The thing to understand is that, cultural constructs apart, a range of genetic compulsions drive behaviour. Very briefly, every species seeks immortality by passing down its genes. Extinction stalks those who fail to mate. This is why one in seven people worldwide have a bit of Genghis Khan in them. Not for nothing did Abraham Maslow put sexual union as the most basic of his needs. Sigmund Freud did better, putting it at the heart of the human mind!

To try to understand something does not necessarily mean to become an apologist for it. The truth is that a lot of work spaces exhibit a wide range of mating displays ranging from entirely physical enhancements like lipstick and beard trims through supplementary adornment such as designer wear and accessories to wealth displays like cars and mobiles. Norms of social behaviour that expand contact, enhance mating displays but repress engagement cannot but be a cauldron of unspent raging passions that occasionally boil over. The point here is that sexual harassment, for want of a better word, has to be seen in its overall context.
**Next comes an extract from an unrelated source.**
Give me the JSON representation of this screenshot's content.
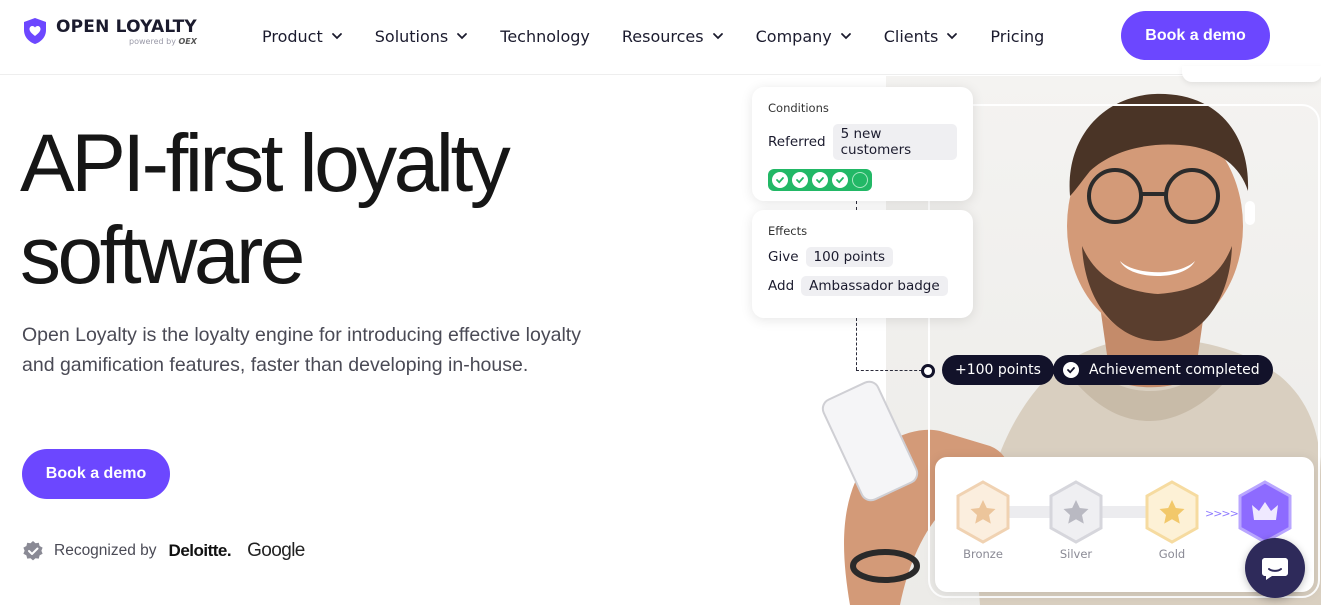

In the irrationality that is POSH, there remains no space for recognition of the idea that biologically, genetically, indeed, as central to the evolutionary impulse across species, procreation and mating lies at the heart of all animal behaviour. Suppressing it in specific contexts is a process we call “socialisation”. As people may not truly understand the rules of engagement in office, we need merely recognise that the office environment requires another kind of socialisation training.

Bluntly put, I do not believe corporate best practice is achieved by setting up a committee empowered to burn witches at the stake. We need empathy and behavioural training, not judgement. Instead, POSH has restructured our world into one where any proposal you make to a lady results in either a great and memorable relationship or a great tryst with criminal law. In the face of a law that fights instinct using the crudest of tools, retribution cannot kill the brinkmanship any more than AIDS killed promiscuity.